Una minaccia economica e militare appena velata
Alla domanda sulle sue intenzioni nei confronti di Panama e Groenlandia, Trump ha detto: “Non posso confermare nulla. Abbiamo bisogno di questi territori per la nostra sicurezza economica. » Non ha escluso la possibilità di azioni militari, sottolineando che gli Stati Uniti potrebbero “essere costretti ad agire”.
Questa affermazione fa eco al suo discorso sul forza economicache intende usare anche contro Canada. Trump ha menzionato il suo desiderio di unificare i due paesi, vedendo la fusione come un passo avanti positivo per la sicurezza nazionale ed economica.
Gravi misure protezionistiche
Il presidente eletto ha anche annunciato l’intenzione di imporre tariffe “estremamente rigide” sugli scambi con i paesi Messico e il Canada. Riguardo al Messico, ha rinnovato la sua critica all’immigrazione clandestina, affermando: “Il Messico deve smettere di permettere a milioni di persone di attraversare le nostre frontiere. »

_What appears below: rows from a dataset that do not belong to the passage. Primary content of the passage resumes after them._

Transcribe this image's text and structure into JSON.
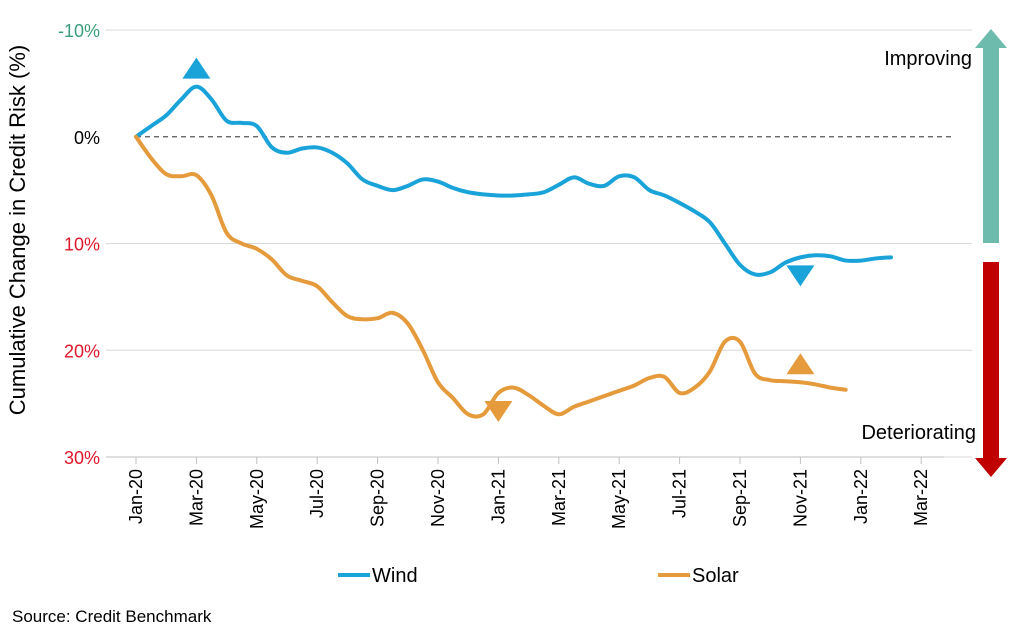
{
  "chart_data": {
    "type": "line",
    "ylabel": "Cumulative Change in Credit Risk (%)",
    "ylim": [
      -10,
      30
    ],
    "y_axis_inverted": true,
    "y_ticks": [
      {
        "value": -10,
        "label": "-10%",
        "color": "#3a9e7a"
      },
      {
        "value": 0,
        "label": "0%",
        "color": "#000000"
      },
      {
        "value": 10,
        "label": "10%",
        "color": "#e0162b"
      },
      {
        "value": 20,
        "label": "20%",
        "color": "#e0162b"
      },
      {
        "value": 30,
        "label": "30%",
        "color": "#e0162b"
      }
    ],
    "x_tick_labels": [
      "Jan-20",
      "Mar-20",
      "May-20",
      "Jul-20",
      "Sep-20",
      "Nov-20",
      "Jan-21",
      "Mar-21",
      "May-21",
      "Jul-21",
      "Sep-21",
      "Nov-21",
      "Jan-22",
      "Mar-22"
    ],
    "x_months_since_jan20": [
      0,
      0.5,
      1,
      1.5,
      2,
      2.5,
      3,
      3.5,
      4,
      4.5,
      5,
      5.5,
      6,
      6.5,
      7,
      7.5,
      8,
      8.5,
      9,
      9.5,
      10,
      10.5,
      11,
      11.5,
      12,
      12.5,
      13,
      13.5,
      14,
      14.5,
      15,
      15.5,
      16,
      16.5,
      17,
      17.5,
      18,
      18.5,
      19,
      19.5,
      20,
      20.5,
      21,
      21.5,
      22,
      22.5,
      23,
      23.5,
      24,
      24.5,
      25,
      25.5,
      26
    ],
    "series": [
      {
        "name": "Wind",
        "color": "#1aa3d9",
        "values": [
          0,
          -1,
          -2,
          -3.5,
          -4.7,
          -3.5,
          -1.5,
          -1.3,
          -1,
          1,
          1.5,
          1.1,
          1,
          1.5,
          2.5,
          4,
          4.6,
          5,
          4.6,
          4,
          4.2,
          4.8,
          5.2,
          5.4,
          5.5,
          5.5,
          5.4,
          5.2,
          4.5,
          3.8,
          4.4,
          4.6,
          3.7,
          3.8,
          5,
          5.5,
          6.2,
          7,
          8,
          10,
          12,
          12.9,
          12.7,
          11.8,
          11.3,
          11.1,
          11.2,
          11.6,
          11.6,
          11.4,
          11.3,
          null,
          null
        ]
      },
      {
        "name": "Solar",
        "color": "#e59a3b",
        "values": [
          0,
          2,
          3.5,
          3.7,
          3.6,
          5.5,
          9,
          10,
          10.5,
          11.5,
          13,
          13.5,
          14,
          15.5,
          16.8,
          17.1,
          17,
          16.5,
          17.5,
          20,
          23,
          24.5,
          26,
          26,
          24,
          23.5,
          24.2,
          25.2,
          26,
          25.3,
          24.8,
          24.3,
          23.8,
          23.3,
          22.6,
          22.5,
          24,
          23.5,
          22,
          19.2,
          19.2,
          22.2,
          22.8,
          22.9,
          23,
          23.2,
          23.5,
          23.7,
          null,
          null,
          null,
          null,
          null
        ]
      }
    ],
    "markers": [
      {
        "series": "Wind",
        "month": 2,
        "shape": "triangle-up",
        "color": "#1aa3d9"
      },
      {
        "series": "Wind",
        "month": 22,
        "shape": "triangle-down",
        "color": "#1aa3d9"
      },
      {
        "series": "Solar",
        "month": 12,
        "shape": "triangle-down",
        "color": "#e59a3b"
      },
      {
        "series": "Solar",
        "month": 22,
        "shape": "triangle-up",
        "color": "#e59a3b"
      }
    ],
    "reference_line": {
      "value": 0,
      "style": "dashed"
    },
    "side_annotations": {
      "improving": {
        "label": "Improving",
        "color": "#6dbbad"
      },
      "deteriorating": {
        "label": "Deteriorating",
        "color": "#c00000"
      }
    },
    "legend_position": "bottom",
    "grid": "horizontal"
  },
  "source": "Source: Credit Benchmark"
}
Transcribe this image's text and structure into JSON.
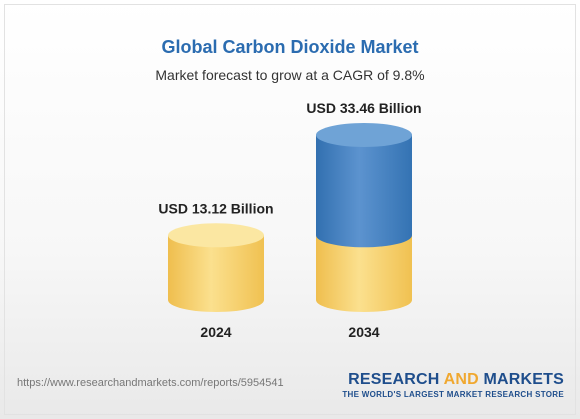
{
  "chart_data": {
    "type": "bar",
    "title": "Global Carbon Dioxide Market",
    "subtitle": "Market forecast to grow at a CAGR of 9.8%",
    "categories": [
      "2024",
      "2034"
    ],
    "values": [
      13.12,
      33.46
    ],
    "value_labels": [
      "USD 13.12 Billion",
      "USD 33.46 Billion"
    ],
    "unit": "USD Billion",
    "grid": false,
    "colors": {
      "base_fill": "#f6d377",
      "base_top": "#fbe7a2",
      "growth_fill": "#3f7fc0",
      "growth_top": "#6fa3d6"
    }
  },
  "footer": {
    "url": "https://www.researchandmarkets.com/reports/5954541",
    "brand_part1": "RESEARCH ",
    "brand_part2": "AND",
    "brand_part3": " MARKETS",
    "tagline": "THE WORLD'S LARGEST MARKET RESEARCH STORE"
  }
}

Trump ha anche spiegato che il cambio del nome del Golfo del Messico In Golfo d’America rifletteva meglio, a suo avviso, l’identità nazionale e geografica degli Stati Uniti.
Maggiore pressione sulla NATO
Nella stessa conferenza, Trump ha esortato i membri della NATO ad aumentare le loro spese militari 5% del tuo PIBben oltre l’attuale obiettivo di 2%. Ha accusato i membri dell’alleanza di non contribuire equamente alla propria difesa, pur affermando: “Tutti possono permetterselo”. »
Un discorso polarizzante prima di entrare in carica
Queste dichiarazioni arrivano a pochi giorni dal suo insediamento ufficiale, previsto per il 20 gennaio 2025. Riflettono un atteggiamento protezionista e una visione geopolitica incentrata sul dominio economico e militare degli Stati Uniti, alimentando dibattiti sul suo approccio alle relazioni internazionali.